“Bail Yourself Out”: Robert Kiyosaki Warns of Imminent Financial Collapse Triggered by Student Loan Crisis
Renowned financial author Robert Kiyosaki has once again issued a stark warning — this time about a looming global financial crisis that he claims could unfold as early as 2025.
In a series of posts on X (formerly Twitter) on Monday, the Rich Dad Poor Dad author blamed mounting student loan debt and the structural weaknesses of central banks as the likely triggers of the next major economic downturn. Drawing historical parallels to the 1998 collapse of hedge fund LTCM (Long-Term Capital Management), Kiyosaki questioned who would step in when it's no longer Wall Street but central banks themselves that need bailing out.
A Crisis That Keeps Getting Bigger
Kiyosaki laid the blame squarely on the 1971 decision by then-U.S. President Richard Nixon to take the U.S. dollar off the gold standard. According to him, that decision marked the beginning of a global shift toward "fake fiat money" — a term he frequently uses to describe paper currencies not backed by real assets.
“In other words, each crisis gets bigger because they never solve the problem… a problem which started in 1971,” Kiyosaki said in his post.
The best-selling author’s warnings are part of a long-standing critique of the global financial system, which he believes is unsustainable and heavily manipulated by central banks and large financial institutions.
Student Loan Debt: The Next Domino?
Kiyosaki cited economic commentator and author Jim Rickards in predicting that the next crash will be sparked by the collapse of the U.S. student loan market. According to the Federal Reserve, American student debt currently exceeds $1.6 trillion — a number that Kiyosaki says is unsustainable and set to implode.
“According to Jim Rickards, the next crisis will be triggered by the collapse of $1.6 trillion in student loan debt,” Kiyosaki noted.
He added that the era of expecting government or institutional bailouts is coming to an end, urging individuals to take personal responsibility for their financial security.
“Bail Yourself Out”: The Core Message
Staying true to the principles he outlined in Rich Dad Poor Dad, Kiyosaki warned that saving fiat currency — money issued by central governments — is no longer a viable strategy for financial safety. Instead, he advised people to protect their wealth through assets like real gold, silver, and Bitcoin, not ETFs or paper contracts.
“As I stated over 25 years ago in Rich Dad Poor Dad, ‘The rich don’t work for money,’ and ‘Savers are losers,’” he reiterated.
“You bail you and your family out by saving real gold, silver, and Bitcoin… no ETFs,” Kiyosaki stressed.
A Warning Echoed Before
This isn’t the first time Kiyosaki has issued a dire warning about the future of the global economy. In his 2012 book Rich Dad’s Prophecy, he predicted a major market collapse and urged readers to prepare by diversifying into real assets. He now says that prophecy is beginning to materialize.
“The crash I warned about in Rich Dad’s Prophecy has begun,” he wrote.
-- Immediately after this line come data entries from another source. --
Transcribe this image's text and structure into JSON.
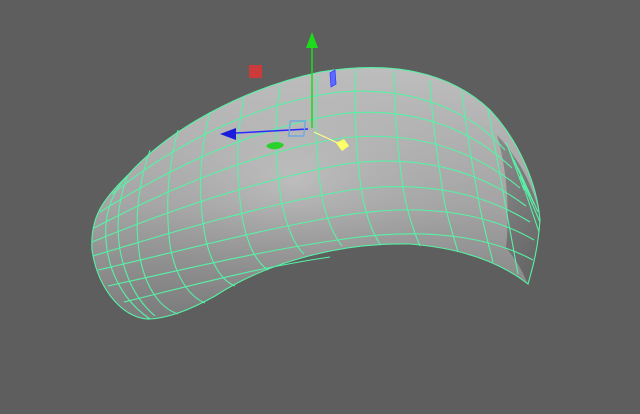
{
  "viewport": {
    "background": "#5e5e5e"
  },
  "mesh": {
    "name": "nurbs-surface",
    "wire_color": "#57f2a6",
    "shade_light": "#b8b8b8",
    "shade_mid": "#8a8a8a",
    "shade_dark": "#5a5a5a"
  },
  "manipulator": {
    "type": "move-tool-gizmo",
    "x_axis_color": "#1b1bdb",
    "y_axis_color": "#1bdb1b",
    "z_axis_color": "#1b1bdb",
    "center_handle_color": "#6fa8dc",
    "pivot_color": "#ffff66",
    "plane_handle_red": "#cc3b3b",
    "plane_handle_blue": "#5a6cff",
    "plane_handle_green": "#2ad12a"
  },
  "icons": {
    "y_arrow": "arrow-up-icon",
    "x_arrow": "arrow-left-icon",
    "pivot": "pivot-icon"
  }
}
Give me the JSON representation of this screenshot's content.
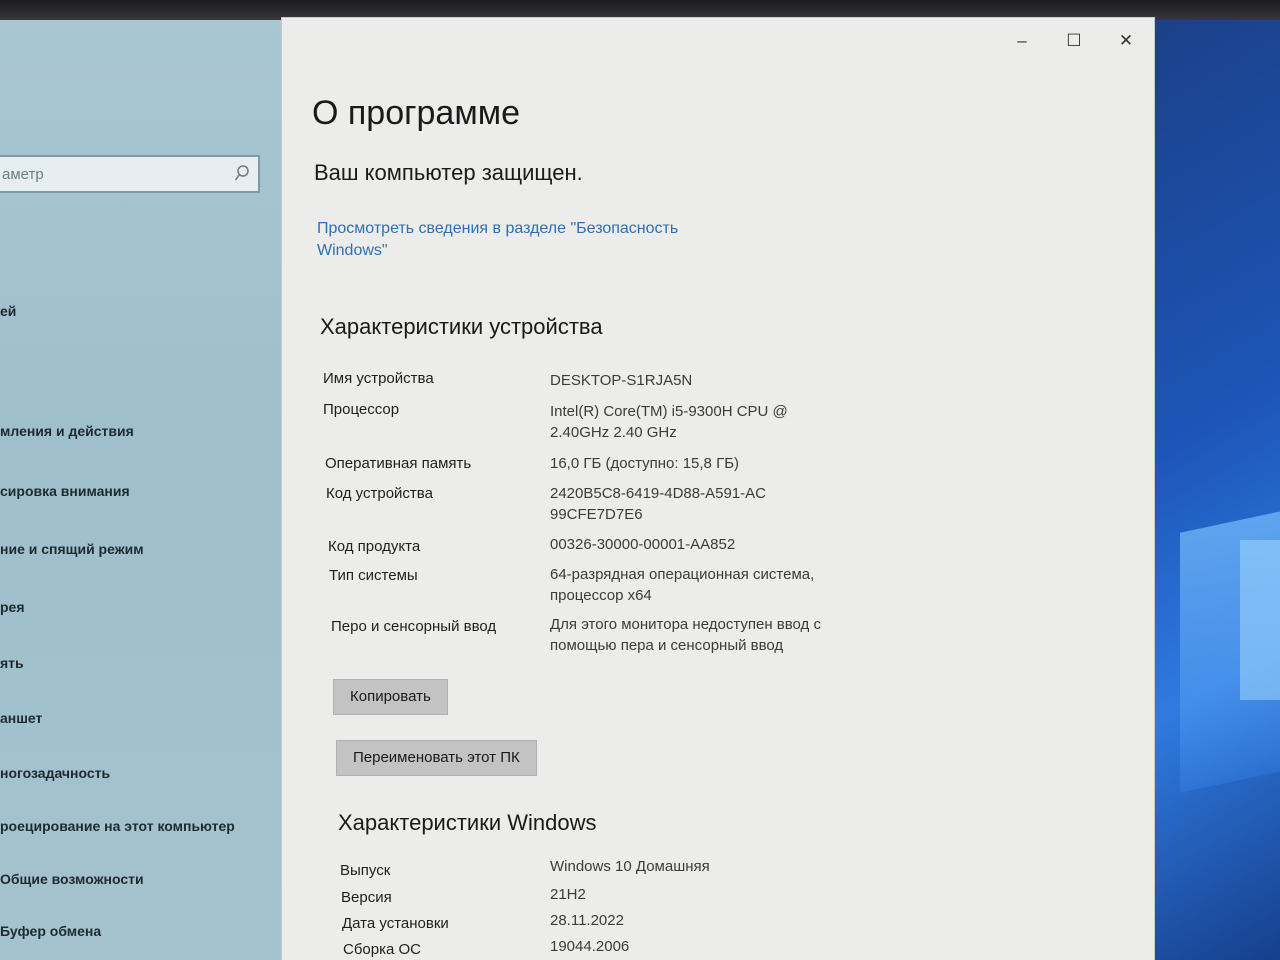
{
  "nav": {
    "search_placeholder": "аметр",
    "items": [
      "ей",
      "мления и действия",
      "сировка внимания",
      "ние и спящий режим",
      "рея",
      "ять",
      "аншет",
      "ногозадачность",
      "роецирование на этот компьютер",
      "Общие возможности",
      "Буфер обмена"
    ]
  },
  "window": {
    "title": "О программе",
    "controls": {
      "minimize": "–",
      "maximize": "☐",
      "close": "✕"
    },
    "protection_status": "Ваш компьютер защищен.",
    "security_link": "Просмотреть сведения в разделе \"Безопасность Windows\"",
    "device_section": {
      "title": "Характеристики устройства",
      "rows": [
        {
          "label": "Имя устройства",
          "value": "DESKTOP-S1RJA5N"
        },
        {
          "label": "Процессор",
          "value": "Intel(R) Core(TM) i5-9300H CPU @ 2.40GHz   2.40 GHz"
        },
        {
          "label": "Оперативная память",
          "value": "16,0 ГБ (доступно: 15,8 ГБ)"
        },
        {
          "label": "Код устройства",
          "value": "2420B5C8-6419-4D88-A591-AC99CFE7D7E6"
        },
        {
          "label": "Код продукта",
          "value": "00326-30000-00001-AA852"
        },
        {
          "label": "Тип системы",
          "value": "64-разрядная операционная система, процессор x64"
        },
        {
          "label": "Перо и сенсорный ввод",
          "value": "Для этого монитора недоступен ввод с помощью пера и сенсорный ввод"
        }
      ],
      "copy_button": "Копировать",
      "rename_button": "Переименовать этот ПК"
    },
    "windows_section": {
      "title": "Характеристики Windows",
      "rows": [
        {
          "label": "Выпуск",
          "value": "Windows 10 Домашняя"
        },
        {
          "label": "Версия",
          "value": "21H2"
        },
        {
          "label": "Дата установки",
          "value": "28.11.2022"
        },
        {
          "label": "Сборка ОС",
          "value": "19044.2006"
        }
      ]
    }
  },
  "colors": {
    "link": "#2d6fb4",
    "window_bg": "#ececea",
    "nav_bg": "#a9c6d2"
  }
}
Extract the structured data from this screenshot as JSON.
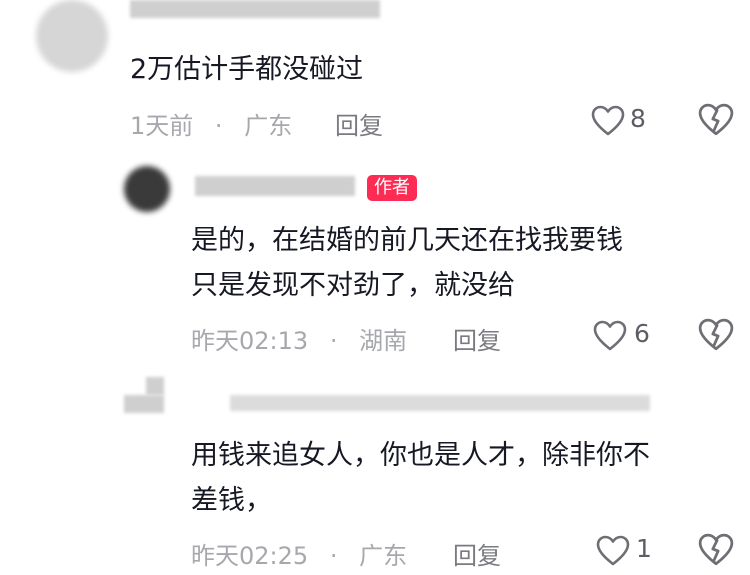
{
  "comments": [
    {
      "text_lines": [
        "2万估计手都没碰过"
      ],
      "time": "1天前",
      "sep": "·",
      "location": "广东",
      "reply_label": "回复",
      "likes": "8",
      "author_tag": ""
    },
    {
      "text_lines": [
        "是的，在结婚的前几天还在找我要钱",
        "只是发现不对劲了，就没给"
      ],
      "time": "昨天02:13",
      "sep": "·",
      "location": "湖南",
      "reply_label": "回复",
      "likes": "6",
      "author_tag": "作者"
    },
    {
      "text_lines": [
        "用钱来追女人，你也是人才，除非你不",
        "差钱，"
      ],
      "time": "昨天02:25",
      "sep": "·",
      "location": "广东",
      "reply_label": "回复",
      "likes": "1",
      "author_tag": ""
    }
  ],
  "colors": {
    "accent": "#fe2c55",
    "text": "#161823",
    "meta": "#a7a8ad"
  },
  "icons": [
    "heart-outline-icon",
    "broken-heart-icon"
  ]
}
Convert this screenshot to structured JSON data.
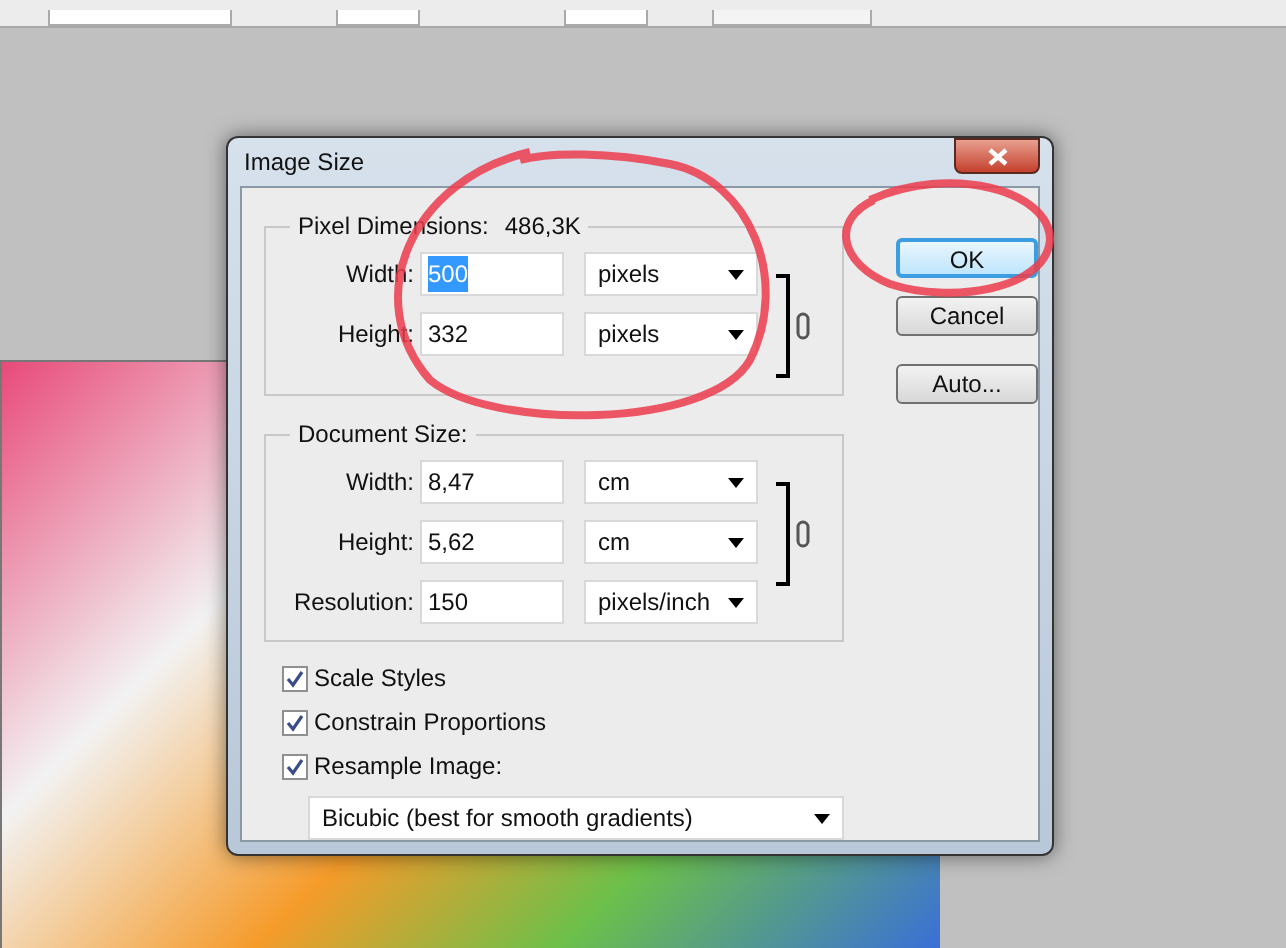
{
  "dialog": {
    "title": "Image Size",
    "pixel_dimensions": {
      "label": "Pixel Dimensions:",
      "value": "486,3K",
      "linked": true,
      "fields": [
        {
          "label": "Width:",
          "value": "500",
          "unit": "pixels",
          "selected": true
        },
        {
          "label": "Height:",
          "value": "332",
          "unit": "pixels",
          "selected": false
        }
      ]
    },
    "document_size": {
      "label": "Document Size:",
      "linked": true,
      "fields": [
        {
          "label": "Width:",
          "value": "8,47",
          "unit": "cm",
          "selected": false
        },
        {
          "label": "Height:",
          "value": "5,62",
          "unit": "cm",
          "selected": false
        },
        {
          "label": "Resolution:",
          "value": "150",
          "unit": "pixels/inch",
          "selected": false
        }
      ]
    },
    "checkboxes": [
      {
        "label": "Scale Styles",
        "checked": true
      },
      {
        "label": "Constrain Proportions",
        "checked": true
      },
      {
        "label": "Resample Image:",
        "checked": true
      }
    ],
    "resample_method": "Bicubic (best for smooth gradients)",
    "buttons": [
      {
        "label": "OK",
        "default": true
      },
      {
        "label": "Cancel",
        "default": false
      },
      {
        "label": "Auto...",
        "default": false
      }
    ]
  }
}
The Bigger Question: Who Will Bail Out the Central Banks?
The central theme of Kiyosaki’s current message revolves around accountability — or the lack thereof — at the highest levels of global finance. Referring again to Jim Rickards, he asked a question that could reshape public discourse around monetary policy: “Who will bail out the central banks, like the Fed?”
And the follow-up is even more personal: “Who will bail you out?”
With financial institutions stretched, central banks overstretched, and geopolitical instability on the rise, Kiyosaki’s message to the public is simple yet stark: Don’t wait for a bailout. Build your own.”
Robert Kiyosaki’s warnings may sound extreme to some, but for his followers, they align with his decades-long philosophy: don’t rely on governments, banks, or financial systems. Invest in tangible assets, and take control of your own financial future.
Whether or not the crash comes in 2025 as he predicts, the core of his advice — financial independence through real assets — continues to resonate with a growing audience wary of global instability.